Why it fails: Agents can't interact with users
Solution: "Use provided directory parameter or default to ./src", "Proceed based on available context"
System Prompt Best Practices
Structure
Use consistent markdown hierarchy:
# Agent Name (H1 - single heading)
## Purpose
[Clear statement of role]
## Process
1. Step one
2. Step two
## Guidelines
- Key principle one
- Key principle two
## Constraints
- What NOT to do
- Boundaries and limitations
Content Quality
Be specific and actionable:
- ✅ "Run pytest -v and parse output for failures"
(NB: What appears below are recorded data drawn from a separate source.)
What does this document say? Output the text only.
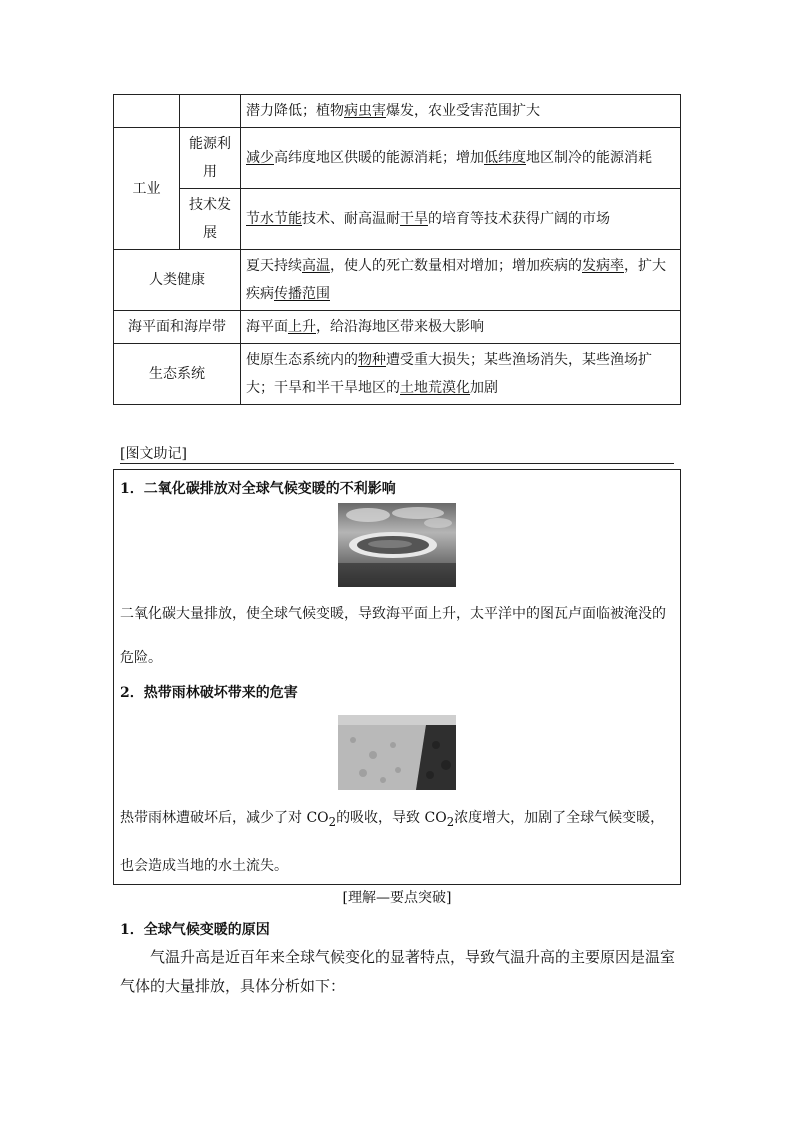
		潜力降低；植物病虫害爆发，农业受害范围扩大
工业	能源利用	减少高纬度地区供暖的能源消耗；增加低纬度地区制冷的能源消耗
	技术发展	节水节能技术、耐高温耐干旱的培育等技术获得广阔的市场
人类健康		夏天持续高温，使人的死亡数量相对增加；增加疾病的发病率，扩大疾病传播范围
海平面和海岸带		海平面上升，给沿海地区带来极大影响
生态系统		使原生态系统内的物种遭受重大损失；某些渔场消失，某些渔场扩大；干旱和半干旱地区的土地荒漠化加剧
[图文助记]
1．二氧化碳排放对全球气候变暖的不利影响
二氧化碳大量排放，使全球气候变暖，导致海平面上升，太平洋中的图瓦卢面临被淹没的危险。
2．热带雨林破坏带来的危害
热带雨林遭破坏后，减少了对 $CO_2$的吸收，导致 $CO_2$浓度增大，加剧了全球气候变暖，也会造成当地的水土流失。
[理解—要点突破]
1．全球气候变暖的原因
气温升高是近百年来全球气候变化的显著特点，导致气温升高的主要原因是温室气体的大量排放，具体分析如下：
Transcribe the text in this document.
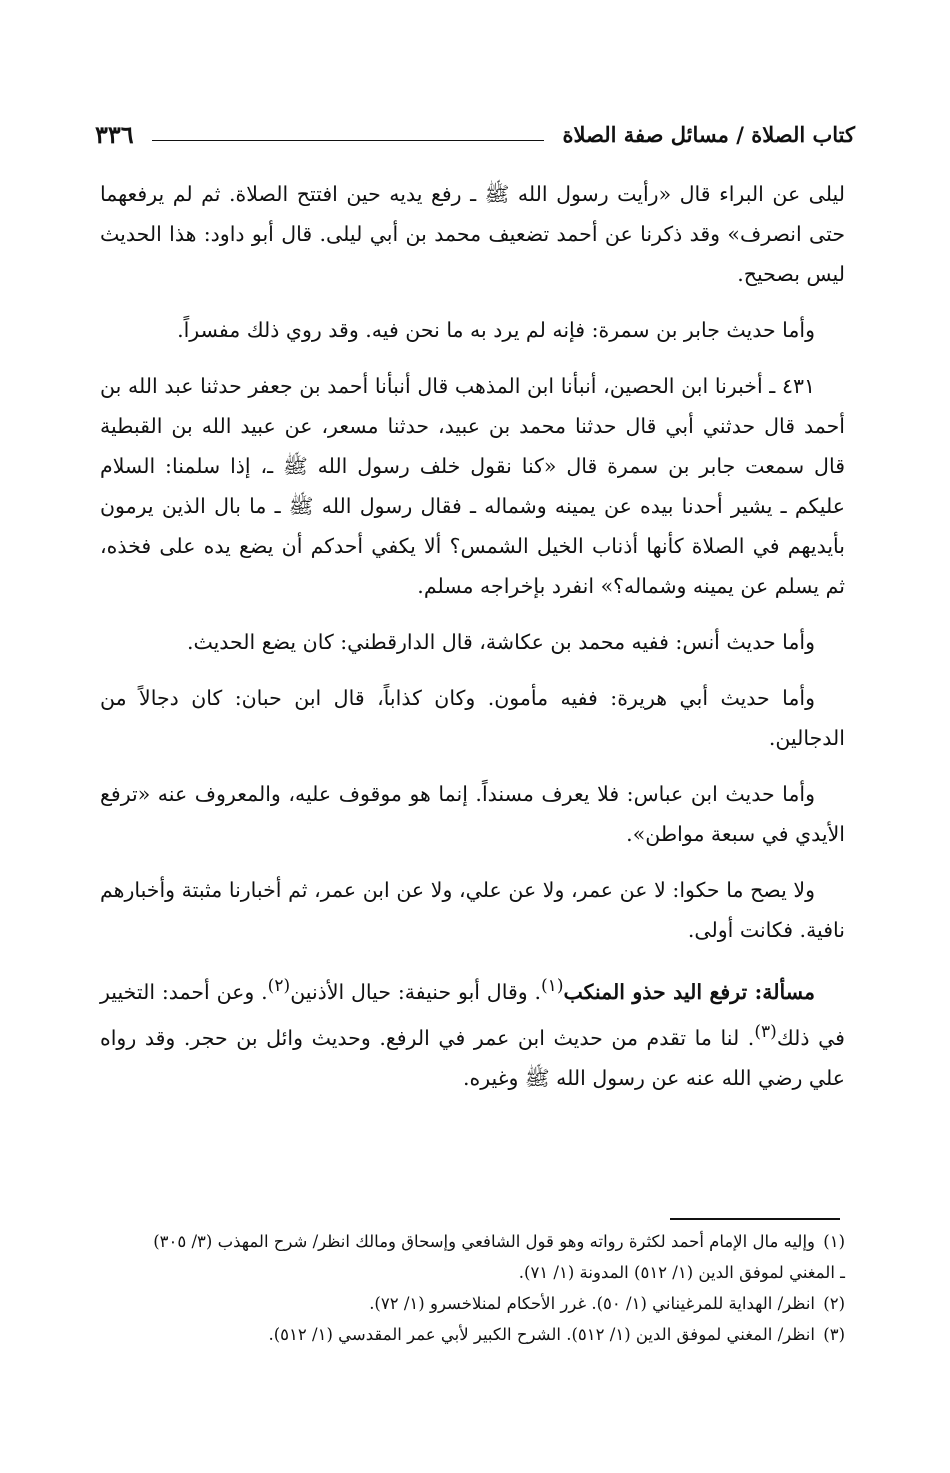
٣٣٦	كتاب الصلاة / مسائل صفة الصلاة

ليلى عن البراء قال «رأيت رسول الله ﷺ ـ رفع يديه حين افتتح الصلاة. ثم لم يرفعهما حتى انصرف» وقد ذكرنا عن أحمد تضعيف محمد بن أبي ليلى. قال أبو داود: هذا الحديث ليس بصحيح.

وأما حديث جابر بن سمرة: فإنه لم يرد به ما نحن فيه. وقد روي ذلك مفسراً.

٤٣١ ـ أخبرنا ابن الحصين، أنبأنا ابن المذهب قال أنبأنا أحمد بن جعفر حدثنا عبد الله بن أحمد قال حدثني أبي قال حدثنا محمد بن عبيد، حدثنا مسعر، عن عبيد الله بن القبطية قال سمعت جابر بن سمرة قال «كنا نقول خلف رسول الله ﷺ ـ، إذا سلمنا: السلام عليكم ـ يشير أحدنا بيده عن يمينه وشماله ـ فقال رسول الله ﷺ ـ ما بال الذين يرمون بأيديهم في الصلاة كأنها أذناب الخيل الشمس؟ ألا يكفي أحدكم أن يضع يده على فخذه، ثم يسلم عن يمينه وشماله؟» انفرد بإخراجه مسلم.

وأما حديث أنس: ففيه محمد بن عكاشة، قال الدارقطني: كان يضع الحديث.

وأما حديث أبي هريرة: ففيه مأمون. وكان كذاباً، قال ابن حبان: كان دجالاً من الدجالين.

وأما حديث ابن عباس: فلا يعرف مسنداً. إنما هو موقوف عليه، والمعروف عنه «ترفع الأيدي في سبعة مواطن».

ولا يصح ما حكوا: لا عن عمر، ولا عن علي، ولا عن ابن عمر، ثم أخبارنا مثبتة وأخبارهم نافية. فكانت أولى.

مسألة: ترفع اليد حذو المنكب$^{(١)}$. وقال أبو حنيفة: حيال الأذنين$^{(٢)}$. وعن أحمد: التخيير في ذلك$^{(٣)}$. لنا ما تقدم من حديث ابن عمر في الرفع. وحديث وائل بن حجر. وقد رواه علي رضي الله عنه عن رسول الله ﷺ وغيره.

(١)وإليه مال الإمام أحمد لكثرة رواته وهو قول الشافعي وإسحاق ومالك انظر/ شرح المهذب (٣/ ٣٠٥)

ـ المغني لموفق الدين (١/ ٥١٢) المدونة (١/ ٧١).

(٢)انظر/ الهداية للمرغيناني (١/ ٥٠). غرر الأحكام لمنلاخسرو (١/ ٧٢).

(٣)انظر/ المغني لموفق الدين (١/ ٥١٢). الشرح الكبير لأبي عمر المقدسي (١/ ٥١٢).
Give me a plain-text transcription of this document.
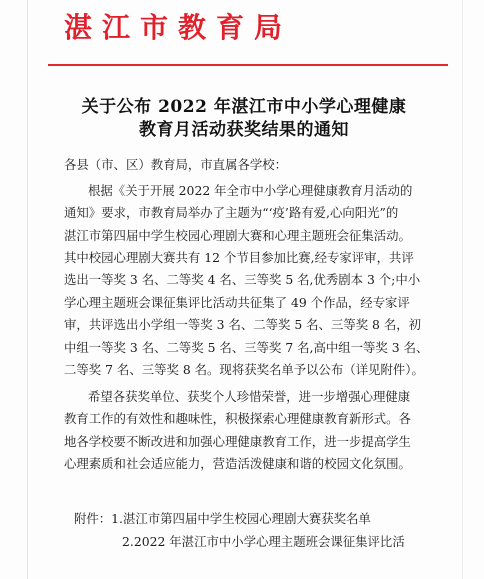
湛江市教育局
关于公布 2022 年湛江市中小学心理健康
教育月活动获奖结果的通知
各县（市、区）教育局，市直属各学校：
根据《关于开展 2022 年全市中小学心理健康教育月活动的
通知》要求，市教育局举办了主题为“‘疫’路有爱,心向阳光”的
湛江市第四届中学生校园心理剧大赛和心理主题班会征集活动。
其中校园心理剧大赛共有 12 个节目参加比赛,经专家评审，共评
选出一等奖 3 名、二等奖 4 名、三等奖 5 名,优秀剧本 3 个;中小
学心理主题班会课征集评比活动共征集了 49 个作品，经专家评
审，共评选出小学组一等奖 3 名、二等奖 5 名、三等奖 8 名，初
中组一等奖 3 名、二等奖 5 名、三等奖 7 名,高中组一等奖 3 名、
二等奖 7 名、三等奖 8 名。现将获奖名单予以公布（详见附件）。
希望各获奖单位、获奖个人珍惜荣誉，进一步增强心理健康
教育工作的有效性和趣味性，积极探索心理健康教育新形式。各
地各学校要不断改进和加强心理健康教育工作，进一步提高学生
心理素质和社会适应能力，营造活泼健康和谐的校园文化氛围。
附件：1.湛江市第四届中学生校园心理剧大赛获奖名单
2.2022 年湛江市中小学心理主题班会课征集评比活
- ❌ "Run tests and check for problems"
Define scope clearly:
- ✅ "Only analyze Python files in src/ directory"
- ❌ "Analyze code"
Include constraints:
- ✅ "Never modify production configuration files"
- ✅ "Only analyze; never modify code"
Validation Workflow
Before finalizing an agent:
- Fetch official docs - Verify against current specification
- Check structure - Valid YAML frontmatter, required fields present
- Scan for forbidden language - No user interaction phrases
- Validate tools - Match autonomous responsibilities, no AskUserQuestion
- Test description - Specific triggering conditions, not generic
- Review system prompt - Single H1, clear structure, actionable instructions
- Verify no hardcoding - No version-specific details that will become outdated
Path Resolution
When writing agents:
- If caller specifies path → use exact path
- If working in
.claude/agents/→ use that - Default →
.claude/agents/(project-level) - User-level (
~/.claude/agents/) → only when explicitly requested
Documentation References
Authoritative sources to fetch before creating agents:
Core specifications:
- https://code.claude.com/docs/en/sub-agents.md - Agent structure, examples, patterns
Tool verification:
- https://code.claude.com/docs/en/settings#tools-available-to-claude - Current tool list
Model selection:
- https://code.claude.com/docs/en/model-config.md - Available models, selection guidance
Workflow patterns:
- https://code.claude.com/docs/en/common-workflows.md - Real-world delegation patterns
Remember: This skill helps you interpret and apply those docs effectively. Always fetch current documentation for specifications and details.